Bupati dan Wakil Bupati Lombok Barat Bergerak Cepat ke Lokasi Bencana

 


Lombok Barat - Bupati Lombok Barat H. Fauzan Khalid dan Wakil Bupati Lombok Barat Hj Sumiatun bergerak cepat menuju Lokasi bencana puting beliung di desa Labuhan Tereng Kecamatan Lembar, Lombok Barat Sabtu, 6 Fabruari 2021. Bupati dan wakil Bupati Lobar didampingi Sekda Lombok Barat H. Baehaqi bersama jajarannya mengunjungi langsung warga yang terdampak bencana angin puting beliung Jumat, 5 Februari 2021 malam. 

Kedatangan Bupati dan Wakil Bupati Lombok Barat bersama jajaran ini disambut hangat oleh masyarakat korban bencana puting beliung di desa Labuhan Tereng kecamatan Lembar. Masyarakat mengapresiasi respon cepat pemkab Lombok Barat dalam mengatasi musibah puting beliung ini. Menurut masyarakat kedatangan Bupati dan Wakil Bupati Lobar bersama jajaran mengobati duka atas musibah puting beliung yang mereka hadapi. 

Dalam respon cepat terhadap bencana ini, Pemkab Lombok Barat juga membawa sejumlah bantuan untuk diberikan kepada masyarakat. Dalam respon cepat ini Pemkab Lombok Barat membawa kebutuhan dasar masyarakat seperti terpal dan sembako.

Dalam respon cepat ini Bupati dan wakil Bupati Lombok Barat didampingi oleh Sekda Lombok Barat, Kasat Pol PP, Kepala Dinas Sosial dan Tim dari BPBD Lobar serta Tagana Lombok Barat. Dalam kesempatan ini masyarakat menyampaikan apresiasi dan terima kasih atas respon cepat dan perhatian yang diberikan oleh  Bupati dan Wakil Bupati Lombok Barat serta jajarannya. Masyarakat mengatakan aliran listrik sejak tadi malam di lokasi padam dan saat ini masih dalam perbaikan oleh tim teknis dari PLN. 

Bencana angin puting beliung ini terjadi Jumat Malam 5 Februari 2021. Bencana ini terjadi di dua dusun di Desa Labuhan Tereng yaitu Dusun Gerepek dan Dusun Embung Kolah. Data sementara dari tim Tagana Kecamatan Lembar Jumlah masyarakat yang terdampak sebanyak 88 KK atau 269 jiwa. Kejadian ini menyebabkan 1 orang mengalami luka ringan. Selain itu musibah ini juga menyebabkan 10 rumah rusak berat, 20 rumah rusak sedang dan 58 rumah rusak ringan serta 1 fasilitas pendidikan yaitu SDN 3 Labuhan Tereng juga terdampak oleh bencana ini. 

Sebelumnya respon cepat Bupati dan Wakil Bupati Lobar bersama jajaranya dilakukan saat bencana banjir satu pekan lalu.

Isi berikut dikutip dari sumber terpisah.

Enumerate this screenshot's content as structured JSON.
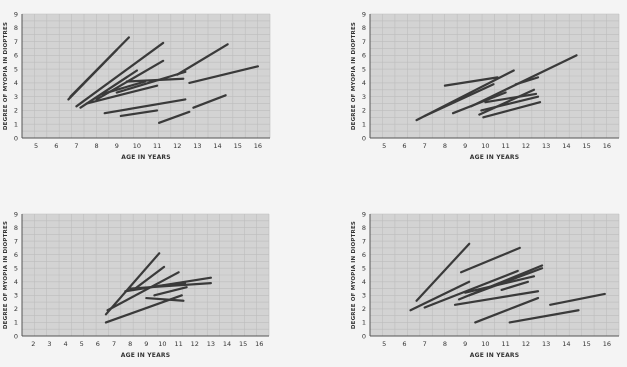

Saat itu Bupati dan Wakil Bupati Lombok Barat langsung turun menuju Lokasi terdampak banjir di Kecamatan Sekotong dan Lokasi Tanah Longsor di Wilayah Kecamatan Batu Layar.

Sementara itu Kadis Kominfo Lombok Barat, Ahad Legiarto mengatakan bahwa respon cepat dari Bupati dan Wakil Bupati bersama jajarannya ini sebagai bentuk kepedulian dan kehadiran Pemerintah terhadap masyarakat terdampak bencana. Hal ini untuk meringankan beban masyarakat terdampak bencana. Menurut Ahad respon cepat ini telah diinstruksikan oleh Bupati dan wakil Bupati Lobar dalam setiap rapat koordinasi antisipasi bencana di Lombok Barat. Bupati memerintahkan agar semua jajaran Pemerintah Daerah bergerak cepat membantu masyarakat saat terjadi bencana. 

" Instruksi Bupati dan Wakil Bupati agar jajaranya bergerak dan respon cepat membantu masyarakat terdampak bencana" Ujarnya. 

Kadis Kominfo Lombok Barat ini juga mengatakan bahwa Pemerintah Daerah telah melakukan ikhtiar dan antisipasi terhadap bencana akibat cuaca ekstrim yang terjadi di Lombok Barat. Menurutnya langkah antisipasi yang dilakukan oleh Pemerintah Daerah salah satunya adalah dengan melakukan pemangkasan dahan pohon di sejumlah titik jalan di wilayah Lombok Barat. Hal ini untuk mengantisipasi terjadinya pohon tumbang. Selain itu Pemerintah Daerah juga telah memberikan informasi dan himbauan kepada masyarakat untuk mengantisipasi cuaca ekstrim melalui Siaran Keliling di semua wilayah Lombok Barat. 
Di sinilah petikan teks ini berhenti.